September is NICU Awareness Month, and it’s almost been five years since I’ve been in one. I’ll be honest, it’s taken almost half the month to actually sit down and write this because these memories, no matter how long it’s been, are still so fresh.
Miracles and tragedies walk hand-in-hand through the hallways of a NICU, and in my case, I experienced both with my twins simultaneously. As one was fighting for their life, the other was letting go.
The moments leading up to their birth were pretty laid out; they were not going to make it. We couldn’t stop the labor and Abigail’s foot was already in the birth canal. From the look on the ultrasound tech’s face to the phone call from the neonatologist who was on his way—tragedy was inevitable. I remember him saying, “ I have to prepare you, because they are just too small and the chances of survival are not in their favor. I can’t play God and by law, I am not required to save them. I will assess them and do my best to save them.” All while I was bawling my eyes out and scared beyond belief, reality was setting in.

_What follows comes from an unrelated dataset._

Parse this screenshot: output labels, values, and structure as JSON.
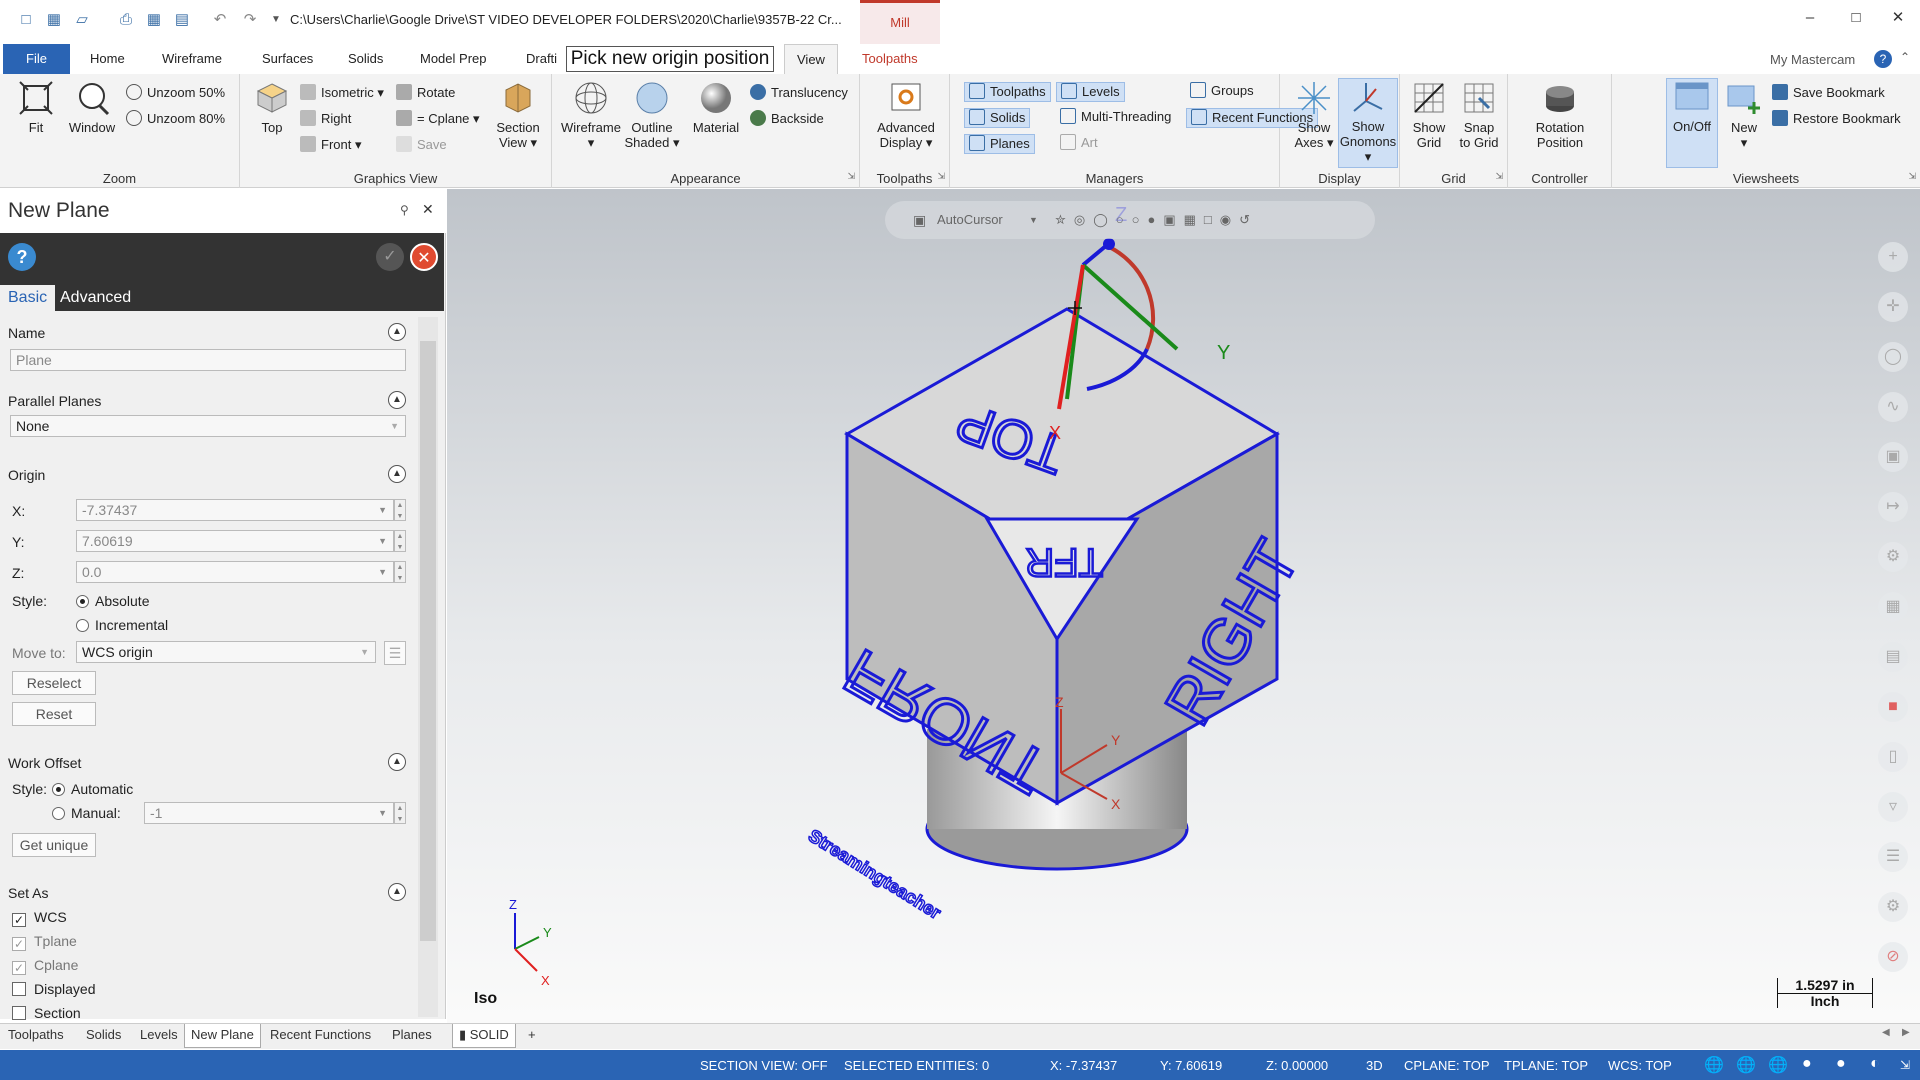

I was 23 weeks, 3 days gestation. They were not due to come into this world for another 16 weeks. This was my first pregnancy, and I was blessed with twins no less. I had absolutely no idea a world like this existed, and that my life was about to change forever.
Olivia & Abigail were born via emergency csection on November 13th 2012. Abigail came first at just under a pound with the softest cry, and Olivia came right after weighing one pound, one ounce.
So much of that night is a blur because it all happened so fast. The one thing I remember was the doctor telling me Abigail was not going to make it, and that they were rushing Olivia to the NICU. While I was being stapled up, my family would be able to hold my daughter while she took her last breath.
My sweet angel, Abigail Rae went to be with Jesus an hour after she was born. By the time I came out of recovery, she had passed. They laid her on my chest, and I held her until the pain of saying goodbye became unbearable. A joyous moment for so many became a tragedy for me.
I remember that night they kept me on the same floor as the rest of the mothers who delivered and as the newborn babies would cry, so would I--as I laid there without my own babies.